0.142 Recurring as a Fraction in Simplest Form
In this article, we will explore how to convert the recurring decimal 0.142 into a fraction in its simplest form.
What is a Recurring Decimal?
A recurring decimal is a decimal number that has a sequence of digits that repeats indefinitely. In the case of 0.142, the sequence "142" repeats indefinitely, making it a recurring decimal.
Converting a Recurring Decimal to a Fraction
To convert a recurring decimal to a fraction, we can use the following steps:
- Let the recurring decimal be x. In this case, x = 0.142.
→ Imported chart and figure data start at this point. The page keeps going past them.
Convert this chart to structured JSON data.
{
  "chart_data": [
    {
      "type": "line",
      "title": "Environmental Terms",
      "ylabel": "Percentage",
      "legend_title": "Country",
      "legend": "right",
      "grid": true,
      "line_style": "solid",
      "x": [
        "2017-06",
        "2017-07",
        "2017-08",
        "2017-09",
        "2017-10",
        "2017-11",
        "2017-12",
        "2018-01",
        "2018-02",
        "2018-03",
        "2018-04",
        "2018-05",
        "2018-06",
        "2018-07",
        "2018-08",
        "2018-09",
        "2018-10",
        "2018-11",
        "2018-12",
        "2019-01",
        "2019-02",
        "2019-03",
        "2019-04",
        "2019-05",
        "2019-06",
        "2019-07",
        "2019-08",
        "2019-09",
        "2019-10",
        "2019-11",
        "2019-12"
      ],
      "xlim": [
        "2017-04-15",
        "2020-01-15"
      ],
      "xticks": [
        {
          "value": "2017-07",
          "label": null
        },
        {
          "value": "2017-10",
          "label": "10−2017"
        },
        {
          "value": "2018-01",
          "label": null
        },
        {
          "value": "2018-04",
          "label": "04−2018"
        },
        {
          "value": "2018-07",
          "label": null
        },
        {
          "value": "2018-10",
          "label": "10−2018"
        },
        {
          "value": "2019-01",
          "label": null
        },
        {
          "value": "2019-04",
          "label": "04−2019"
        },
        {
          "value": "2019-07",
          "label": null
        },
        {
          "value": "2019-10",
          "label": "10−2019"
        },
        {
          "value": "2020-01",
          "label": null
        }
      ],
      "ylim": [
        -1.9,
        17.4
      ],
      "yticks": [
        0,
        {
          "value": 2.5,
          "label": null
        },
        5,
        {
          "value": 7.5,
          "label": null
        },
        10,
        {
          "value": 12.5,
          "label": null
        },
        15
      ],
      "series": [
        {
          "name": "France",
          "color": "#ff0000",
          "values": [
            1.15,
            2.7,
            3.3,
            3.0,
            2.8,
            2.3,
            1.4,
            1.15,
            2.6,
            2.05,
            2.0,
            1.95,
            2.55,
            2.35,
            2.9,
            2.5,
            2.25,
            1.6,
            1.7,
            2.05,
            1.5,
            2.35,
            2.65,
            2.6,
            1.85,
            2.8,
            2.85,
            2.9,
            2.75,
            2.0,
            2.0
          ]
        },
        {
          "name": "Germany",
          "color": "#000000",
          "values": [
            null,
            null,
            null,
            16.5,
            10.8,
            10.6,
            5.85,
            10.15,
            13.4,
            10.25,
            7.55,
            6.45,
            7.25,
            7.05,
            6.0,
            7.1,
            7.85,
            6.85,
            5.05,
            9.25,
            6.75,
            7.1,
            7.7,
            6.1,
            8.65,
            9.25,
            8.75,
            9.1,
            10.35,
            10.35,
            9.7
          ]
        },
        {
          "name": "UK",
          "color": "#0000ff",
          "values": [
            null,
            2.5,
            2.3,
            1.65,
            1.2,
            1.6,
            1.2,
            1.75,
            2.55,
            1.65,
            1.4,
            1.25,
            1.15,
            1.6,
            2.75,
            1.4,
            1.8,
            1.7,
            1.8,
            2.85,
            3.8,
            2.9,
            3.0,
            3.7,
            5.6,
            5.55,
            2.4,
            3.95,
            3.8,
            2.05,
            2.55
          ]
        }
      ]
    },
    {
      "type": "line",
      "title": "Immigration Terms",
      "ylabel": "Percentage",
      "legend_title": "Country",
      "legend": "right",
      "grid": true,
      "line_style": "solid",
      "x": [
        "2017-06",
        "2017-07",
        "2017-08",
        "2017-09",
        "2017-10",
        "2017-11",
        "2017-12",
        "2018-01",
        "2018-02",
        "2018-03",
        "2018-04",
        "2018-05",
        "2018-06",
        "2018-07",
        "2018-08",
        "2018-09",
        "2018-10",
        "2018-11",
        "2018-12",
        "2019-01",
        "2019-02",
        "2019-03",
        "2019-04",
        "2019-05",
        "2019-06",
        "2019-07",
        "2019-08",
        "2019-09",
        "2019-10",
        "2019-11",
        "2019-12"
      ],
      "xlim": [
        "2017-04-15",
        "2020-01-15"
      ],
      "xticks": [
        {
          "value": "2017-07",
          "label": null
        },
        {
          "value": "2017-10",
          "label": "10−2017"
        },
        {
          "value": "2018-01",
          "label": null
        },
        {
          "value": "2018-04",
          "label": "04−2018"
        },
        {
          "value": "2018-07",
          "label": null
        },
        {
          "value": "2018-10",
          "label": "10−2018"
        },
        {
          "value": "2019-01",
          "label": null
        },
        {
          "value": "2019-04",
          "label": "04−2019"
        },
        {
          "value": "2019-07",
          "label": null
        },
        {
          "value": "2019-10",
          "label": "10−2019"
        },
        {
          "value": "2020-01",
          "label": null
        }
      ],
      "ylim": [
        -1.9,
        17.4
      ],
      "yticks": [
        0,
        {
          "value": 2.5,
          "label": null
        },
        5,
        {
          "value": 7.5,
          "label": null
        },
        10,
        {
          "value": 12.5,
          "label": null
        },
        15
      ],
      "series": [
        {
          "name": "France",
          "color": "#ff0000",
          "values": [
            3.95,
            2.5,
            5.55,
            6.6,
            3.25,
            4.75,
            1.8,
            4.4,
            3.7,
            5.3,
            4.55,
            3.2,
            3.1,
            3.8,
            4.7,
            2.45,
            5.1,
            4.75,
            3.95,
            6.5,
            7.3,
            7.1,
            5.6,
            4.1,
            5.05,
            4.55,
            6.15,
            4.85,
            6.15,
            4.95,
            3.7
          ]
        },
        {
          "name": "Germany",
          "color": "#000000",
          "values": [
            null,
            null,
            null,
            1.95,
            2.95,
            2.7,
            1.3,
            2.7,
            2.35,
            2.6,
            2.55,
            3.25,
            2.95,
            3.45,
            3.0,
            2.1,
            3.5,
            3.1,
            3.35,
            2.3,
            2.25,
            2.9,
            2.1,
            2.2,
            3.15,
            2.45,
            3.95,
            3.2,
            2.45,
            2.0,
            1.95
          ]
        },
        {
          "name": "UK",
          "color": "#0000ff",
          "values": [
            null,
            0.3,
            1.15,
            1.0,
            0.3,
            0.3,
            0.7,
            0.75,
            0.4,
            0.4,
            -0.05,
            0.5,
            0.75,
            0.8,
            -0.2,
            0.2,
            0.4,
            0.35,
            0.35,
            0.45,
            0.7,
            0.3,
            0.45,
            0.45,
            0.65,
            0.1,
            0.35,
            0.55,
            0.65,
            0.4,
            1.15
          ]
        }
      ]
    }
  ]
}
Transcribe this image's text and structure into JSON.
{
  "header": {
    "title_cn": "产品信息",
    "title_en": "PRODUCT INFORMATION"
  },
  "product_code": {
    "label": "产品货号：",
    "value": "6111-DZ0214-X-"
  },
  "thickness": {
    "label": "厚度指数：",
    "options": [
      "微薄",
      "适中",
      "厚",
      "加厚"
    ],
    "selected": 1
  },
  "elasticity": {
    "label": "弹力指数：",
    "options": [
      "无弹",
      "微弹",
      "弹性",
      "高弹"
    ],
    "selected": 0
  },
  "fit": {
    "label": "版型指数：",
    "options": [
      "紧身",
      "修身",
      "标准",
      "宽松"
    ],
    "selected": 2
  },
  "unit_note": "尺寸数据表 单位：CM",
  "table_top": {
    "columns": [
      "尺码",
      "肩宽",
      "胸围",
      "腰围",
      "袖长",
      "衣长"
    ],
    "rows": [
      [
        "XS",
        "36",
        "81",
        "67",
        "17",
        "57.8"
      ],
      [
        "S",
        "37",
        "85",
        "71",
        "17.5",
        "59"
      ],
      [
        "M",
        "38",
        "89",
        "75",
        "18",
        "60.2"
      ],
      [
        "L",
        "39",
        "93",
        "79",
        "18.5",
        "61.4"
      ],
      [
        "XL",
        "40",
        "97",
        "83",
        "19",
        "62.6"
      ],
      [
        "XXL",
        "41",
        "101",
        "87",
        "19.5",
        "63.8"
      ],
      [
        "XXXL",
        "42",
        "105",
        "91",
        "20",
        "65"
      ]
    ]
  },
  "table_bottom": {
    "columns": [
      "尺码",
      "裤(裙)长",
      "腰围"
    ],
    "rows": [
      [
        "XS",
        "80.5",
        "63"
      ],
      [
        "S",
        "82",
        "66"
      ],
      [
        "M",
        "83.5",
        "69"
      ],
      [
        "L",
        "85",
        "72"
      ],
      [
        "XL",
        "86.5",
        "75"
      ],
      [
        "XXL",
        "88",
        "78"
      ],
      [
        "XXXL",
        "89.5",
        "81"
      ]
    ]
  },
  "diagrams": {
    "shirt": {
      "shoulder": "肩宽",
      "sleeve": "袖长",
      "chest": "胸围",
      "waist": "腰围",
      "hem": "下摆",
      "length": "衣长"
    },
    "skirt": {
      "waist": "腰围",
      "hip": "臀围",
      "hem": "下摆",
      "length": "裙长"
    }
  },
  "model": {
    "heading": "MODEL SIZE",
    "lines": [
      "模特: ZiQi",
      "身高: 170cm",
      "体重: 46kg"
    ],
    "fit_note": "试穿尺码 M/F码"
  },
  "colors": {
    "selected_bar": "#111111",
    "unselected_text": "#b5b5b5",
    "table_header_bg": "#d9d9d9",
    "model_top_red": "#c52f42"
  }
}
- Multiply both sides of the equation by 10^3, where 3 is the number of digits in the repeating sequence.
- Simplify the equation by subtracting the original equation from the new equation.
- Solve for x.
Converting 0.142 to a Fraction
Let's follow the steps above to convert 0.142 to a fraction:
Step 1: Let x = 0.142.
Step 2: Multiply both sides of the equation by 10^3:
1000x = 142.142
Step 3: Subtract the original equation from the new equation:
999x = 142
Step 4: Solve for x:
x = 142/999
Simplifying the Fraction
To simplify the fraction, we can divide both the numerator and the denominator by their greatest common divisor (GCD). The GCD of 142 and 999 is 1, so the fraction is already in its simplest form:
x = 142/999
Therefore, the recurring decimal 0.142 can be expressed as a fraction in its simplest form as 142/999.